しかしそんなある日、管理ミスにより研究所から6匹のホオジロザメが逃走。
住民への被害を心配し付近の沿岸警備隊に連絡を入れようとするコリンズ夫妻だが、軍はこの事実を隠蔽しようとし、逆にコリンズ博士の身柄を拘束してしまう。
なんとか脱走した彼らは、サメのコントロールを取り戻す事で住民への被害を食い止めようとするが…
大仰なタイトルの割にB級というか、大仰なタイトルからしてB級というか、とにかく物凄くB級な感じの生物パニックホラー映画。
以前に「死神ジョーズ」とか「ジュラシックジョーズ」とかって映画もありましたが、今度は「アトミックジョーズ」、直訳すると「原子力鮫(顎)」ですよ!!
ちなみにどの辺がアトミックなのかと言うと、ネタバレになっちゃうので、それについては割愛します。
…っていうか、『タイトルでネタバレしてる映画』ってのもある意味スゴいですね。
この映画、生物パニック映画といいながらも、ちょっとセンスが変な感じで、コメディ色が強めの内容となっています。
いやむしろこの映画は、コメディ色が強いというか『根本的に何かが変』なのですよ。
メチャメチャ尊大な態度でメチャメチャ成金趣味なんだけど、物凄い小男の研究所の所長とか、常に葉巻を咥えた軍国主義を絵に描いたような外見で登場した瞬間から『あんたが黒幕だろ!!』って分かるような海軍の将軍とか、どう考えても必要以上に濃すぎる登場人物達。
研究施設も軍の秘密研究をしてる割りには、壁紙とかに魚の絵が描いてあったり、そこらじゅうに魚のオモチャが飾ってあったりで妙にファンシーだったり、オマケにヒロインは『石鹸を踏んで足を滑らせて海に落下して鮫に食われそうになる』という、いまどきギャグマンガでも有り得ないようなお約束なミスを繰り出してくれたり…
住民の命とか掛かってて大変な事になってるくせに、緊張感が欠落しているというか…
もう、『ありえないだろ、ソレは!?』って言うような突っ込みどころが満載です。
この笑わせようとしているのかマジメに変になってしまっているのか?…という、微妙なハズしっぷりが珍妙なテイストを醸し出しており、普通のホラーなら絶対に被害者が出るようなシーンが何事も無くスルーされちゃったり、特撮がショボくてどう観ても手抜きにしか見えないようなシーンがあったりしても、『まあ、変な映画だし良いか…』とかって許せてしまうのが不思議な所。
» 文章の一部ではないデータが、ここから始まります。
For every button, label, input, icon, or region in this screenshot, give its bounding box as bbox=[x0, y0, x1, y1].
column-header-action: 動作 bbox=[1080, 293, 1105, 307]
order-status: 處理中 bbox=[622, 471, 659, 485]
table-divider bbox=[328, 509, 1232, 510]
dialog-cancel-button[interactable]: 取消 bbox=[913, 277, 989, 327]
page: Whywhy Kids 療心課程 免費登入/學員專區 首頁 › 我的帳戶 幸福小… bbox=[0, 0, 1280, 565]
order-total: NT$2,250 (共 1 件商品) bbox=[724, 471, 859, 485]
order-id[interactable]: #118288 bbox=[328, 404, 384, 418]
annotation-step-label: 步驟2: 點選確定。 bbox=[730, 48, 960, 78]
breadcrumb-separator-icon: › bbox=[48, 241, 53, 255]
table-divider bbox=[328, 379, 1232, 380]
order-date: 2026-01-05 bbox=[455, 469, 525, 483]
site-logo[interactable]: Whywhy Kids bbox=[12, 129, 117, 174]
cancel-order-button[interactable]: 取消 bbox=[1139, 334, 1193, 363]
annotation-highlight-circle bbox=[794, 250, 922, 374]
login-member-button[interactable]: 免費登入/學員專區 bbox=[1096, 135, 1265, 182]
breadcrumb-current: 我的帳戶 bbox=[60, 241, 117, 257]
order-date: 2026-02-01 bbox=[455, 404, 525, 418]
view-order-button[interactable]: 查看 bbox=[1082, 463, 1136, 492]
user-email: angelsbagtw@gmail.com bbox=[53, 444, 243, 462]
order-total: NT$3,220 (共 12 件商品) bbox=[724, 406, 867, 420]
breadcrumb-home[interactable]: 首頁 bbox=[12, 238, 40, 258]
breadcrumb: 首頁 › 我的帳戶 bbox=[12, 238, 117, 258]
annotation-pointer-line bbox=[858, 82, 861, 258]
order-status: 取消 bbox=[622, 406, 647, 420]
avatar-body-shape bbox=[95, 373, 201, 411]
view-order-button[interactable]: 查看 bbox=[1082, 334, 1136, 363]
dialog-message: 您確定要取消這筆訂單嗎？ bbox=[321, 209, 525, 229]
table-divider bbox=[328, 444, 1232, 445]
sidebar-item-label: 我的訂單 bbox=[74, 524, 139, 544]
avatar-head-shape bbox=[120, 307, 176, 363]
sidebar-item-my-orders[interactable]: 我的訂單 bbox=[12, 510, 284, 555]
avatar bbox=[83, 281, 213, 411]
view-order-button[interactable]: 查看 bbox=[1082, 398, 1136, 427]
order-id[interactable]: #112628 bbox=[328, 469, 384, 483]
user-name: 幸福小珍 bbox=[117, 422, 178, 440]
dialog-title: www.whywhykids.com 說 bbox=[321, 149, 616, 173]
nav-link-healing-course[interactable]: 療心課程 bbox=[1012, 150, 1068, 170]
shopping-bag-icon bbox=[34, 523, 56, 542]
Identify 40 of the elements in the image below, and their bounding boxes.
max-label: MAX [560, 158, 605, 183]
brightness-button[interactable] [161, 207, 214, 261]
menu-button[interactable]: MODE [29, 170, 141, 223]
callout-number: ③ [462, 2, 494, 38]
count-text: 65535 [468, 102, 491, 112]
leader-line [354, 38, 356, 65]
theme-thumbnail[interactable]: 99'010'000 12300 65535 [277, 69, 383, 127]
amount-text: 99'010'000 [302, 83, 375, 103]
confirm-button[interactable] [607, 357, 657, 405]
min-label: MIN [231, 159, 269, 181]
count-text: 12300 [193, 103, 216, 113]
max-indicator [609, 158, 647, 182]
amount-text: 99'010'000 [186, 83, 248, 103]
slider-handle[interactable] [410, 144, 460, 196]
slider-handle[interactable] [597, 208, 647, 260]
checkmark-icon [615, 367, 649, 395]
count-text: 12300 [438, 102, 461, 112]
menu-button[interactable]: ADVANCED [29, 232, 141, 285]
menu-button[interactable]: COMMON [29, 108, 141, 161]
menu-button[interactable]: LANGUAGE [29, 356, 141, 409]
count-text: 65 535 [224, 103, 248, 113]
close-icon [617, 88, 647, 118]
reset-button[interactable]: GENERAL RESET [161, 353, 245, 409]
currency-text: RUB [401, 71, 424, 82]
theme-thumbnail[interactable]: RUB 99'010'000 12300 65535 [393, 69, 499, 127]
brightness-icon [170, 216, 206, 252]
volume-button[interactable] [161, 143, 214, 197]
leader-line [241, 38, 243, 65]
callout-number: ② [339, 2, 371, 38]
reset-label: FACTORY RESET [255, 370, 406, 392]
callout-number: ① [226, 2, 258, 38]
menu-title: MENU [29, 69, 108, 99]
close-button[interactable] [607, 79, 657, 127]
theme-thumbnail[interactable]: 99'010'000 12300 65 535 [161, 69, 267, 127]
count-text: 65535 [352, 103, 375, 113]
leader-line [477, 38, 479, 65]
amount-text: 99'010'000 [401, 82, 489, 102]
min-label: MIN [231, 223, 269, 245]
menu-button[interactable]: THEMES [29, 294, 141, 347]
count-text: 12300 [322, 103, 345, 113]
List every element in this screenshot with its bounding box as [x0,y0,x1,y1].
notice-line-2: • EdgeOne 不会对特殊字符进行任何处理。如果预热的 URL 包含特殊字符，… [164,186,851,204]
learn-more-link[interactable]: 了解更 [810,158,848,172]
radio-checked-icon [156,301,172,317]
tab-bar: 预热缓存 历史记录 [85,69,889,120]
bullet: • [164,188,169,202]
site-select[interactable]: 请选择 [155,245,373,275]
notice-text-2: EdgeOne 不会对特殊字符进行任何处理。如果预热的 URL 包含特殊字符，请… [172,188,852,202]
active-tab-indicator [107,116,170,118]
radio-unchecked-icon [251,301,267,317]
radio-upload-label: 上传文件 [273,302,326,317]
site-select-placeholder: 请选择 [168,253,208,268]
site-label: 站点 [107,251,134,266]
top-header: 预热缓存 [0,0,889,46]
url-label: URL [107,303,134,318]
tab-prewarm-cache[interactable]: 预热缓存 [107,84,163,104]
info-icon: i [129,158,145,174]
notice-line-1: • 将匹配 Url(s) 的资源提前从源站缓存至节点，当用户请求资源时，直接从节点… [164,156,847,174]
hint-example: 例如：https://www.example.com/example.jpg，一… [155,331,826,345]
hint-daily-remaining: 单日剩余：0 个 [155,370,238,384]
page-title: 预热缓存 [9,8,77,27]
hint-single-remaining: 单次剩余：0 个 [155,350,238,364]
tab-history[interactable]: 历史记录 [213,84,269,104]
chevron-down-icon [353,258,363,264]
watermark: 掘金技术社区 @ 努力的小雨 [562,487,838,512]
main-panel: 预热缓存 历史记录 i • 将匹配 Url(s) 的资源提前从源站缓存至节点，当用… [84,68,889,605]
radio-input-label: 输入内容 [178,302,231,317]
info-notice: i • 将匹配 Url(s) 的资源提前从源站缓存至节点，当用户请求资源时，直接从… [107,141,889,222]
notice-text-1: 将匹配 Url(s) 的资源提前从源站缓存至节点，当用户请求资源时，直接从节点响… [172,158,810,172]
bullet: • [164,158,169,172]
ある意味、視聴者の心の隙を付く物凄い高等なテクニックを使った映画なのかもしれません。
(↑ごめん、ちょっと嘘ついた!!)
こんな映画ですから、『隣の部屋で核爆弾が爆発してもピンピンしてる登場人物』が居ても、別段驚きもしませんとも!!
(あ、ネタバレしちゃった!!(笑))
総評としましては、凄いツマんないし物凄いダメダメなB級(っていうかC級)映画なんだけど、なんとなく『まあ、いっか?』と許せてしまうような映画です。
ぶっちゃけ言っちゃえば、いわゆる『愛すべきバカ映画』といった所。
ツマんない事や駄作な事は大前提として、そういうノリを許せる人ならば、まあ観ておいても良いかもしれません。
マジにツッコミどころ満載なバカ映画なので、許せる為にはB級ホラーに対するかなり寛容な心が必要ですが…。